3D Scalable Quantum Convolutional Neural Networks for Point Cloud Data Processing in Classification Applications
This work addresses the problem of feature extraction limitations in quantum neural networks for point cloud data classification, representing an incremental advancement in quantum machine learning.
The authors tackled the challenge of scaling quantum convolutional neural networks for point cloud classification by proposing a 3D scalable QCNN with reverse fidelity training, achieving desired performance as verified through data-intensive evaluation.

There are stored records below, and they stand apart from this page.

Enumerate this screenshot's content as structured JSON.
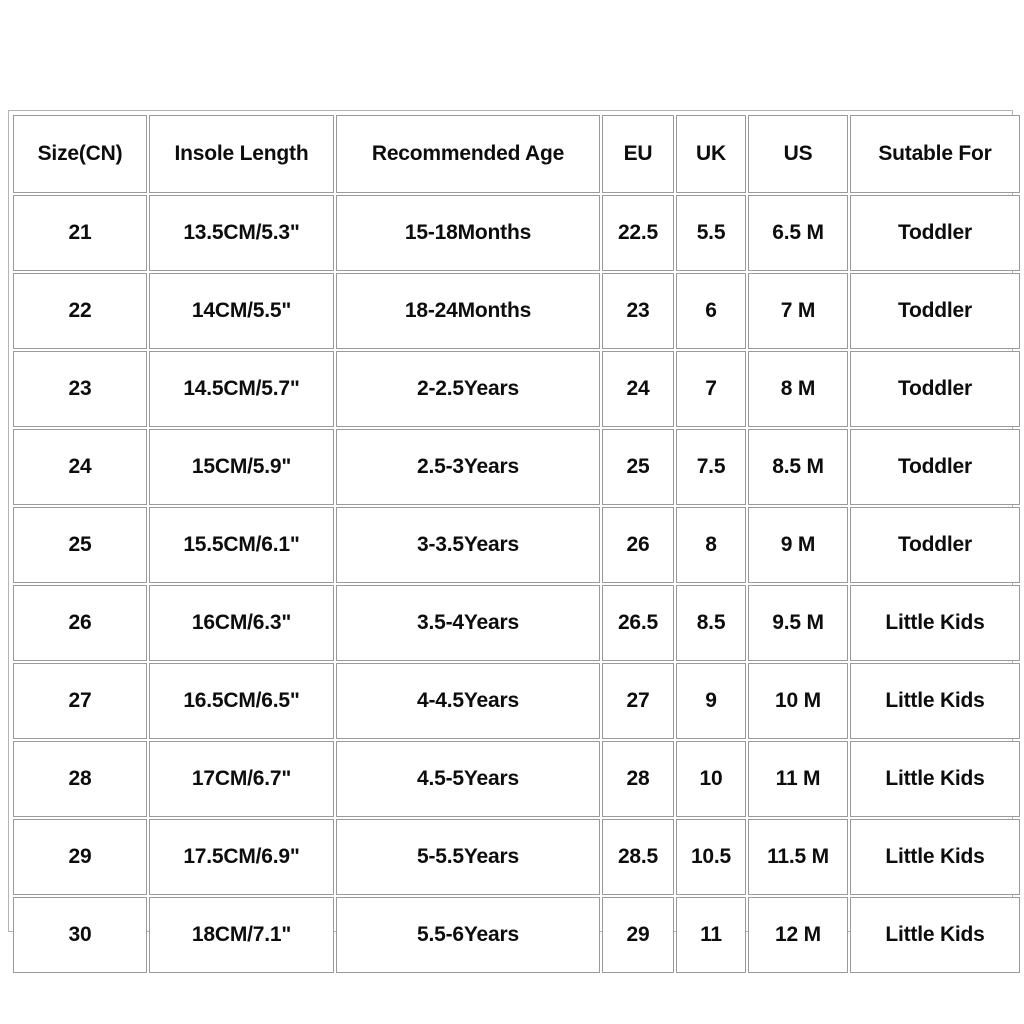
{
  "chart_data": {
    "type": "table",
    "title": "",
    "columns": [
      "Size(CN)",
      "Insole Length",
      "Recommended Age",
      "EU",
      "UK",
      "US",
      "Sutable For"
    ],
    "rows": [
      [
        "21",
        "13.5CM/5.3\"",
        "15-18Months",
        "22.5",
        "5.5",
        "6.5 M",
        "Toddler"
      ],
      [
        "22",
        "14CM/5.5\"",
        "18-24Months",
        "23",
        "6",
        "7 M",
        "Toddler"
      ],
      [
        "23",
        "14.5CM/5.7\"",
        "2-2.5Years",
        "24",
        "7",
        "8 M",
        "Toddler"
      ],
      [
        "24",
        "15CM/5.9\"",
        "2.5-3Years",
        "25",
        "7.5",
        "8.5 M",
        "Toddler"
      ],
      [
        "25",
        "15.5CM/6.1\"",
        "3-3.5Years",
        "26",
        "8",
        "9 M",
        "Toddler"
      ],
      [
        "26",
        "16CM/6.3\"",
        "3.5-4Years",
        "26.5",
        "8.5",
        "9.5 M",
        "Little Kids"
      ],
      [
        "27",
        "16.5CM/6.5\"",
        "4-4.5Years",
        "27",
        "9",
        "10 M",
        "Little Kids"
      ],
      [
        "28",
        "17CM/6.7\"",
        "4.5-5Years",
        "28",
        "10",
        "11 M",
        "Little Kids"
      ],
      [
        "29",
        "17.5CM/6.9\"",
        "5-5.5Years",
        "28.5",
        "10.5",
        "11.5 M",
        "Little Kids"
      ],
      [
        "30",
        "18CM/7.1\"",
        "5.5-6Years",
        "29",
        "11",
        "12 M",
        "Little Kids"
      ]
    ],
    "colors": {
      "background": "#ffffff",
      "cell_background": "#ffffff",
      "cell_border": "#9a9a9a",
      "frame_border": "#b4b4b4",
      "text": "#0d0d0d"
    }
  }
}
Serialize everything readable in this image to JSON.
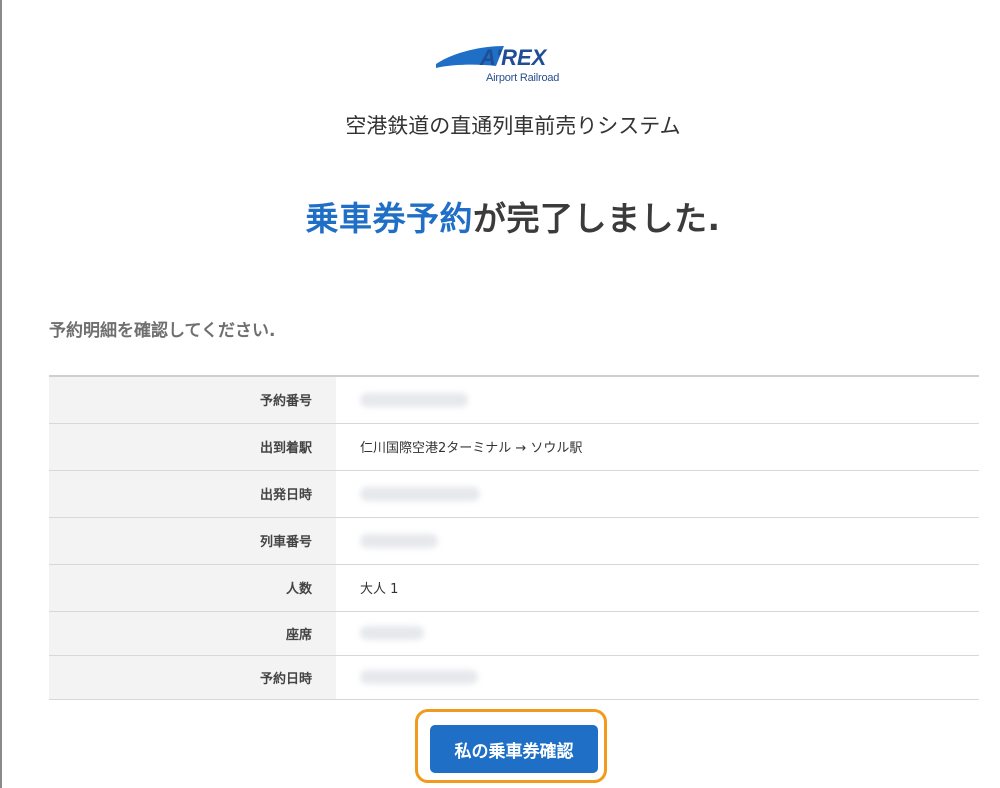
{
  "header": {
    "logo_text": "A'REX",
    "logo_sub": "Airport Railroad",
    "system_title": "空港鉄道の直通列車前売りシステム"
  },
  "completion": {
    "highlight": "乗車券予約",
    "rest": "が完了しました."
  },
  "instruction": "予約明細を確認してください.",
  "details": [
    {
      "label": "予約番号",
      "value": ""
    },
    {
      "label": "出到着駅",
      "value": "仁川国際空港2ターミナル → ソウル駅"
    },
    {
      "label": "出発日時",
      "value": ""
    },
    {
      "label": "列車番号",
      "value": ""
    },
    {
      "label": "人数",
      "value": "大人 1"
    },
    {
      "label": "座席",
      "value": ""
    },
    {
      "label": "予約日時",
      "value": ""
    }
  ],
  "button": {
    "label": "私の乗車券確認"
  },
  "colors": {
    "accent": "#1f6fc6",
    "highlight_border": "#f29a1b",
    "label_bg": "#f3f3f3"
  }
}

With the beginning of the noisy intermediate-scale quantum (NISQ) era, a quantum neural network (QNN) has recently emerged as a solution for several specific problems that classical neural networks cannot solve. Moreover, a quantum convolutional neural network (QCNN) is the quantum-version of CNN because it can process high-dimensional vector inputs in contrast to QNN. However, due to the nature of quantum computing, it is difficult to scale up the QCNN to extract a sufficient number of features due to barren plateaus. Motivated by this, a novel 3D scalable QCNN (sQCNN-3D) is proposed for point cloud data processing in classification applications. Furthermore, reverse fidelity training (RF-Train) is additionally considered on top of sQCNN-3D for diversifying features with a limited number of qubits using the fidelity of quantum computing. Our data-intensive performance evaluation verifies that the proposed algorithm achieves desired performance.